In her essay, Atwood says there are three questions she is most commonly asked about her iconic novel: is it feminist, is it anti-religion, and is it a prediction? To tackle the feminism question, Atwood must first clarify her definition of a feminist novel: "a novel in which women are human beings — with all the variety of character and behavior that implies — and are also interesting and important, and what happens to them is crucial to the theme, structure and plot of the book." The Handmaid's Tale, in which women are terrified into supporting an oppressive regime, in which women fight for power over each other, in which women can be sadists and opportunists as well as victims, most certainly meets that criteria.

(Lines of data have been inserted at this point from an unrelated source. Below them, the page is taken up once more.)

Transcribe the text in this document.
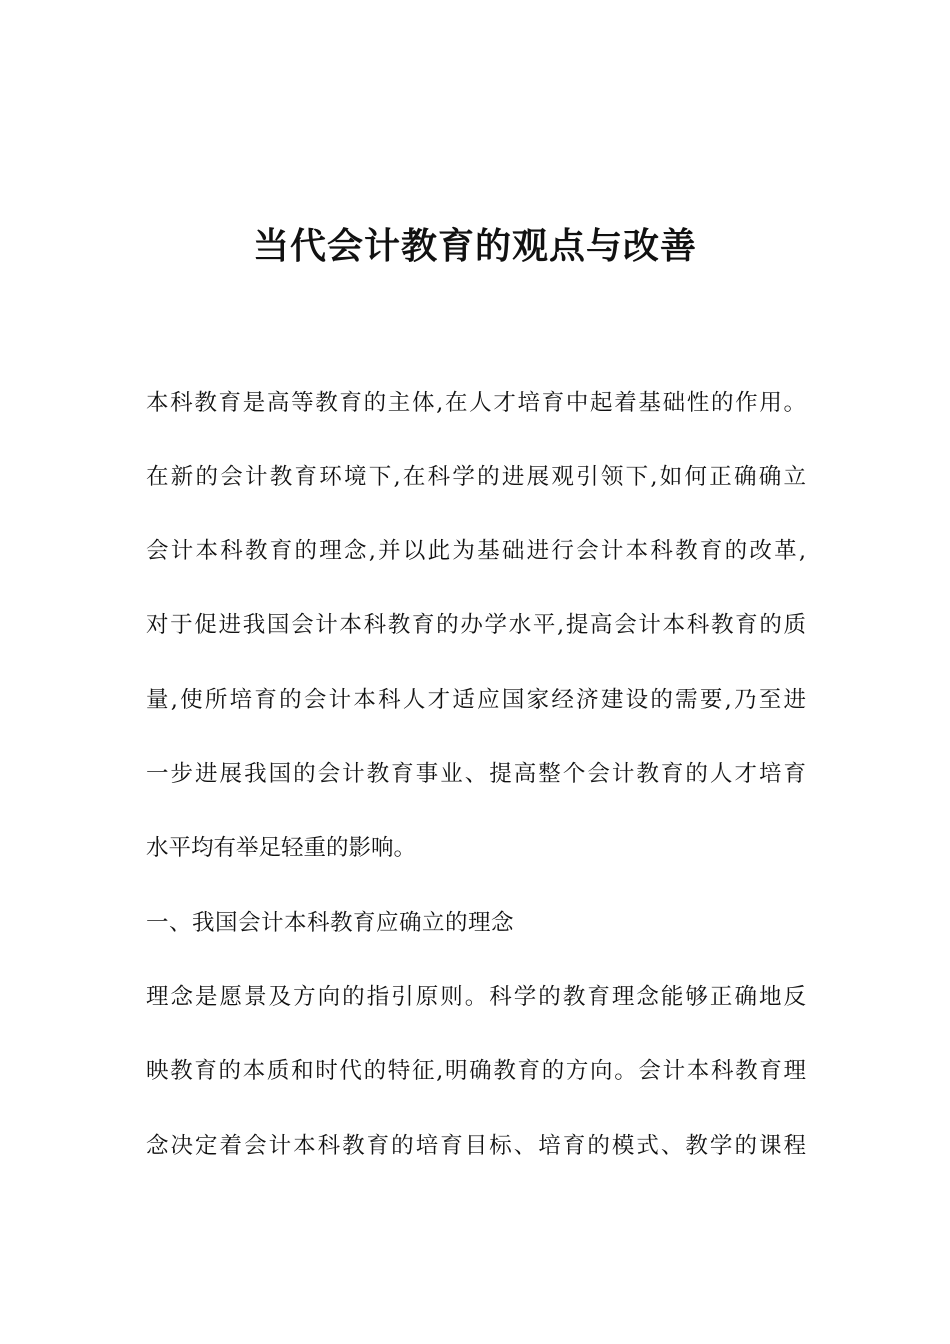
当代会计教育的观点与改善
本科教育是高等教育的主体,在人才培育中起着基础性的作用。
在新的会计教育环境下,在科学的进展观引领下,如何正确确立
会计本科教育的理念,并以此为基础进行会计本科教育的改革,
对于促进我国会计本科教育的办学水平,提高会计本科教育的质
量,使所培育的会计本科人才适应国家经济建设的需要,乃至进
一步进展我国的会计教育事业、提高整个会计教育的人才培育
水平均有举足轻重的影响。
一、我国会计本科教育应确立的理念
理念是愿景及方向的指引原则。科学的教育理念能够正确地反
映教育的本质和时代的特征,明确教育的方向。会计本科教育理
念决定着会计本科教育的培育目标、培育的模式、教学的课程
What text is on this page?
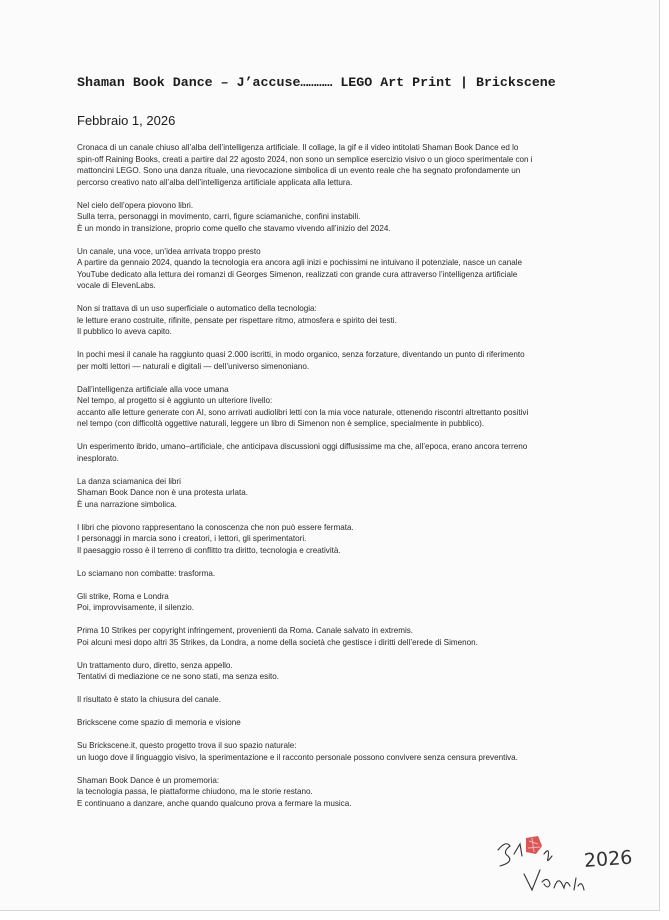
Shaman Book Dance – J’accuse………… LEGO Art Print | Brickscene
Febbraio 1, 2026
Cronaca di un canale chiuso all’alba dell’intelligenza artificiale. Il collage, la gif e il video intitolati Shaman Book Dance ed lo
spin-off Raining Books, creati a partire dal 22 agosto 2024, non sono un semplice esercizio visivo o un gioco sperimentale con i
mattoncini LEGO. Sono una danza rituale, una rievocazione simbolica di un evento reale che ha segnato profondamente un
percorso creativo nato all’alba dell’intelligenza artificiale applicata alla lettura.
Nel cielo dell’opera piovono libri.
Sulla terra, personaggi in movimento, carri, figure sciamaniche, confini instabili.
È un mondo in transizione, proprio come quello che stavamo vivendo all’inizio del 2024.
Un canale, una voce, un’idea arrivata troppo presto
A partire da gennaio 2024, quando la tecnologia era ancora agli inizi e pochissimi ne intuivano il potenziale, nasce un canale
YouTube dedicato alla lettura dei romanzi di Georges Simenon, realizzati con grande cura attraverso l’intelligenza artificiale
vocale di ElevenLabs.
Non si trattava di un uso superficiale o automatico della tecnologia:
le letture erano costruite, rifinite, pensate per rispettare ritmo, atmosfera e spirito dei testi.
Il pubblico lo aveva capito.
In pochi mesi il canale ha raggiunto quasi 2.000 iscritti, in modo organico, senza forzature, diventando un punto di riferimento
per molti lettori — naturali e digitali — dell’universo simenoniano.
Dall’intelligenza artificiale alla voce umana
Nel tempo, al progetto si è aggiunto un ulteriore livello:
accanto alle letture generate con AI, sono arrivati audiolibri letti con la mia voce naturale, ottenendo riscontri altrettanto positivi
nel tempo (con difficoltà oggettive naturali, leggere un libro di Simenon non è semplice, specialmente in pubblico).
Un esperimento ibrido, umano–artificiale, che anticipava discussioni oggi diffusissime ma che, all’epoca, erano ancora terreno
inesplorato.
La danza sciamanica dei libri
Shaman Book Dance non è una protesta urlata.
È una narrazione simbolica.
I libri che piovono rappresentano la conoscenza che non può essere fermata.
I personaggi in marcia sono i creatori, i lettori, gli sperimentatori.
Il paesaggio rosso è il terreno di conflitto tra diritto, tecnologia e creatività.
Lo sciamano non combatte: trasforma.
Gli strike, Roma e Londra
Poi, improvvisamente, il silenzio.
Prima 10 Strikes per copyright infringement, provenienti da Roma. Canale salvato in extremis.
Poi alcuni mesi dopo altri 35 Strikes, da Londra, a nome della società che gestisce i diritti dell’erede di Simenon.
Un trattamento duro, diretto, senza appello.
Tentativi di mediazione ce ne sono stati, ma senza esito.
Il risultato è stato la chiusura del canale.
Brickscene come spazio di memoria e visione
Su Brickscene.it, questo progetto trova il suo spazio naturale:
un luogo dove il linguaggio visivo, la sperimentazione e il racconto personale possono convivere senza censura preventiva.
Shaman Book Dance è un promemoria:
la tecnologia passa, le piattaforme chiudono, ma le storie restano.
E continuano a danzare, anche quando qualcuno prova a fermare la musica.
2026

Frederick M. Brown/Getty Images Entertainment/Getty Images

Is it anti-religion? Atwood doesn't think so, but it is "against the use of religion as a front for tyranny" — which is a very real phenomenon in the U.S. As Atwood explains, many totalitarian regimes "have ruled behind a religious front. It makes the creation of heretics that much easier."

And finally — is The Handmaid's Tale a prediction? When Atwood was writing the novel, back in the spring of 1984, she never intended it as a prediction — "because predicting the future isn’t really possible: There are too many variables and unforeseen possibilities." Instead, Atwood had a more positive intention for this book, leading her to describe it as an "antiprediction": "If this future can be described in detail, maybe it won’t happen."

In her essay, Atwood goes on to call that "wishful thinking" — but the power of books should never be underestimated. Hulu's adaptation is about to breathe new life into The Handmaid's Tale — and that might be exactly what we need.